Die größte Oppositionspartei im Parlament, die SPÖ, ortete anlässlich des radikalen Meinungsschwenks der Freiheitlichen einen „Totalumfaller“ und einen „Verrat“, schließlich erhob der blaue Parteichef Heinz-Christian Strache noch im Wahlkampf vor rund einem Jahr eine Volksabstimmung zu CETA zur unabdingbaren Koalitionsbedingung. Ein tatsächlich schwer erklärbarer Gesinnungswandel um 180 Grad, dennoch ist fraglich, ob es für die SPÖ nicht ratsamer wäre, in Sachen Umfaller-Geheul die Füße lieber stillzuhalten.

Denn immerhin war es niemand geringerer als der rote Parteivorsitzende Christian Kern, der, damals noch frischgebackener Bundeskanzler, durch sein grünes Licht im EU-Rat den Weg für das Freihandelsabkommen erst überhaupt freigemacht hat - und das auch noch gegen die Meinung der eigenen Basis, die sich in einer von ihm initiierten Umfrage klar gegen CETA ausgesprochen hat. CETA sei „wahrscheinlich das beste Freihandelsabkommen, das die EU je geschlossen hat“, hieß es seinerzeit dazu, eine Volksabstimmung lehnte man ab.

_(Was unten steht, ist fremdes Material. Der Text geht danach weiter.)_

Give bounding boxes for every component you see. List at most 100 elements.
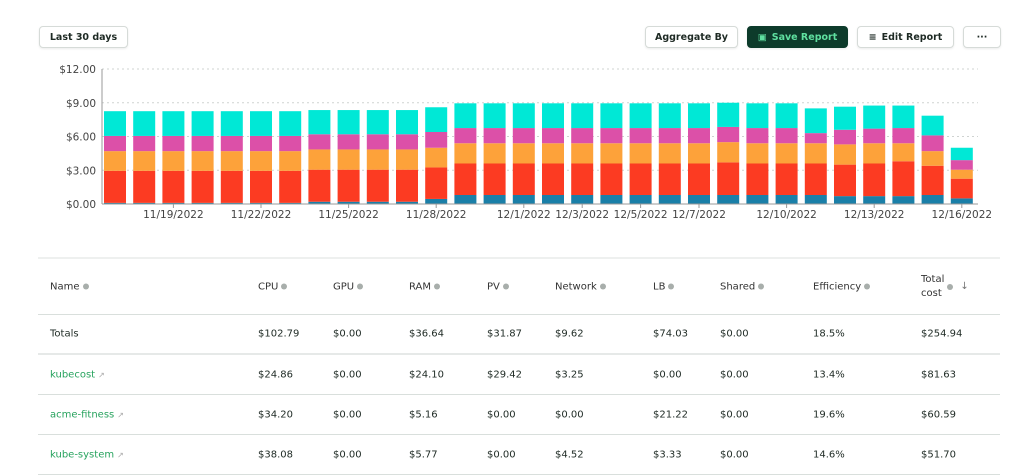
more-options-button[interactable]: ··· xyxy=(963,26,1001,48)
bar-segment-series-5[interactable] xyxy=(542,103,564,129)
bar-segment-series-4[interactable] xyxy=(629,128,652,144)
bar-segment-series-1[interactable] xyxy=(542,195,564,204)
bar-segment-series-5[interactable] xyxy=(454,103,477,129)
namespace-name[interactable]: kube-system xyxy=(50,449,114,460)
bar-segment-series-4[interactable] xyxy=(950,160,973,170)
bar-segment-series-5[interactable] xyxy=(921,115,944,136)
column-header-shared[interactable]: Shared xyxy=(720,281,765,292)
bar-segment-series-2[interactable] xyxy=(542,163,564,196)
info-icon[interactable] xyxy=(357,283,364,290)
bar-segment-series-2[interactable] xyxy=(454,163,477,196)
bar-segment-series-2[interactable] xyxy=(746,163,769,196)
bar-segment-series-5[interactable] xyxy=(892,105,915,129)
bar-segment-series-1[interactable] xyxy=(863,196,886,204)
bar-segment-series-4[interactable] xyxy=(279,135,302,152)
column-header-name[interactable]: Name xyxy=(50,281,89,292)
bar-segment-series-3[interactable] xyxy=(775,143,798,164)
bar-segment-series-2[interactable] xyxy=(337,169,360,202)
bar-segment-series-5[interactable] xyxy=(775,103,798,129)
info-icon[interactable] xyxy=(502,283,509,290)
external-link-icon[interactable]: ↗ xyxy=(117,450,124,459)
bar-segment-series-5[interactable] xyxy=(220,111,243,136)
bar-segment-series-5[interactable] xyxy=(834,106,856,130)
bar-segment-series-3[interactable] xyxy=(220,151,243,171)
info-icon[interactable] xyxy=(281,283,288,290)
bar-segment-series-2[interactable] xyxy=(425,167,448,199)
bar-segment-series-2[interactable] xyxy=(804,163,827,196)
bar-segment-series-3[interactable] xyxy=(834,144,856,165)
bar-segment-series-2[interactable] xyxy=(279,170,302,203)
namespace-link[interactable]: acme-fitness ↗ xyxy=(50,409,124,420)
bar-segment-series-3[interactable] xyxy=(688,143,710,164)
bar-segment-series-3[interactable] xyxy=(717,142,740,163)
bar-segment-series-3[interactable] xyxy=(571,143,594,164)
bar-segment-series-4[interactable] xyxy=(512,128,535,144)
bar-segment-series-5[interactable] xyxy=(337,110,360,135)
edit-report-button[interactable]: ≡ Edit Report xyxy=(857,26,954,48)
bar-segment-series-5[interactable] xyxy=(658,103,681,129)
namespace-name[interactable]: kubecost xyxy=(50,369,95,380)
bar-segment-series-1[interactable] xyxy=(658,195,681,204)
bar-segment-series-3[interactable] xyxy=(279,151,302,171)
bar-segment-series-5[interactable] xyxy=(396,110,418,135)
bar-segment-series-2[interactable] xyxy=(220,170,243,203)
bar-segment-series-2[interactable] xyxy=(512,163,535,196)
namespace-link[interactable]: kube-system ↗ xyxy=(50,449,124,460)
bar-segment-series-4[interactable] xyxy=(454,128,477,144)
bar-segment-series-2[interactable] xyxy=(396,169,418,202)
bar-segment-series-2[interactable] xyxy=(717,162,740,195)
bar-segment-series-3[interactable] xyxy=(366,149,389,170)
bar-segment-series-1[interactable] xyxy=(688,195,710,204)
table-row[interactable]: acme-fitness ↗ $34.20 $0.00 $5.16 $0.00 $0.00 $… xyxy=(38,395,1000,435)
info-icon[interactable] xyxy=(758,283,765,290)
aggregate-by-button[interactable]: Aggregate By xyxy=(645,26,738,48)
bar-segment-series-3[interactable] xyxy=(396,149,418,170)
bar-segment-series-3[interactable] xyxy=(629,143,652,164)
bar-segment-series-2[interactable] xyxy=(600,163,623,196)
bar-segment-series-4[interactable] xyxy=(133,135,156,152)
bar-segment-series-2[interactable] xyxy=(133,170,156,203)
bar-segment-series-4[interactable] xyxy=(834,129,856,145)
bar-segment-series-5[interactable] xyxy=(512,103,535,129)
bar-segment-series-4[interactable] xyxy=(162,135,185,152)
column-header-gpu[interactable]: GPU xyxy=(333,281,364,292)
bar-segment-series-4[interactable] xyxy=(775,128,798,144)
info-icon[interactable] xyxy=(434,283,441,290)
bar-segment-series-2[interactable] xyxy=(658,163,681,196)
column-header-efficiency[interactable]: Efficiency xyxy=(813,281,871,292)
bar-segment-series-3[interactable] xyxy=(250,151,272,171)
bar-segment-series-1[interactable] xyxy=(834,196,856,204)
bar-segment-series-2[interactable] xyxy=(775,163,798,196)
namespace-name[interactable]: acme-fitness xyxy=(50,409,114,420)
bar-segment-series-4[interactable] xyxy=(804,133,827,144)
bar-segment-series-4[interactable] xyxy=(191,135,214,152)
bar-segment-series-1[interactable] xyxy=(425,198,448,204)
info-icon[interactable] xyxy=(599,283,606,290)
bar-segment-series-4[interactable] xyxy=(396,134,418,150)
table-row[interactable]: kube-system ↗ $38.08 $0.00 $5.77 $0.00 $4.52 $3… xyxy=(38,435,1000,475)
bar-segment-series-4[interactable] xyxy=(366,134,389,150)
bar-segment-series-1[interactable] xyxy=(483,195,506,204)
bar-segment-series-4[interactable] xyxy=(658,128,681,144)
bar-segment-series-4[interactable] xyxy=(688,128,710,144)
bar-segment-series-3[interactable] xyxy=(162,151,185,171)
bar-segment-series-5[interactable] xyxy=(425,107,448,132)
bar-segment-series-4[interactable] xyxy=(250,135,272,152)
date-range-button[interactable]: Last 30 days xyxy=(39,26,128,48)
bar-segment-series-1[interactable] xyxy=(600,195,623,204)
bar-segment-series-2[interactable] xyxy=(162,170,185,203)
sort-desc-icon[interactable]: ↓ xyxy=(960,281,968,292)
column-header-ram[interactable]: RAM xyxy=(409,281,441,292)
bar-segment-series-2[interactable] xyxy=(571,163,594,196)
bar-segment-series-5[interactable] xyxy=(483,103,506,129)
bar-segment-series-1[interactable] xyxy=(512,195,535,204)
bar-segment-series-2[interactable] xyxy=(892,161,915,197)
bar-segment-series-3[interactable] xyxy=(746,143,769,164)
bar-segment-series-3[interactable] xyxy=(337,149,360,170)
bar-segment-series-1[interactable] xyxy=(950,198,973,204)
namespace-link[interactable]: kubecost ↗ xyxy=(50,369,105,380)
bar-segment-series-5[interactable] xyxy=(863,105,886,129)
bar-segment-series-1[interactable] xyxy=(892,196,915,204)
bar-segment-series-2[interactable] xyxy=(688,163,710,196)
save-report-button[interactable]: ▣ Save Report xyxy=(747,26,848,48)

Der Standort bestimmt den Standpunkt
Heute, rund ein Jahr später und in vertauschten Rollen, sieht die Sache allerdings dann doch etwas anders aus. Die SPÖ, nunmehr im oppositionellen Kampfmodus gegen so ziemlich alles, was vonseiten der türkis-blauen Regierung kommt, kann, sich hinter dem Feigenblatt der privaten Schiedsgerichte versteckend, dem umstrittenen Freihandelsabkommen nun offenbar doch so gar nichts mehr abgewinnen und fordert erstaunlicherweise eine verbindliche Volksabstimmung.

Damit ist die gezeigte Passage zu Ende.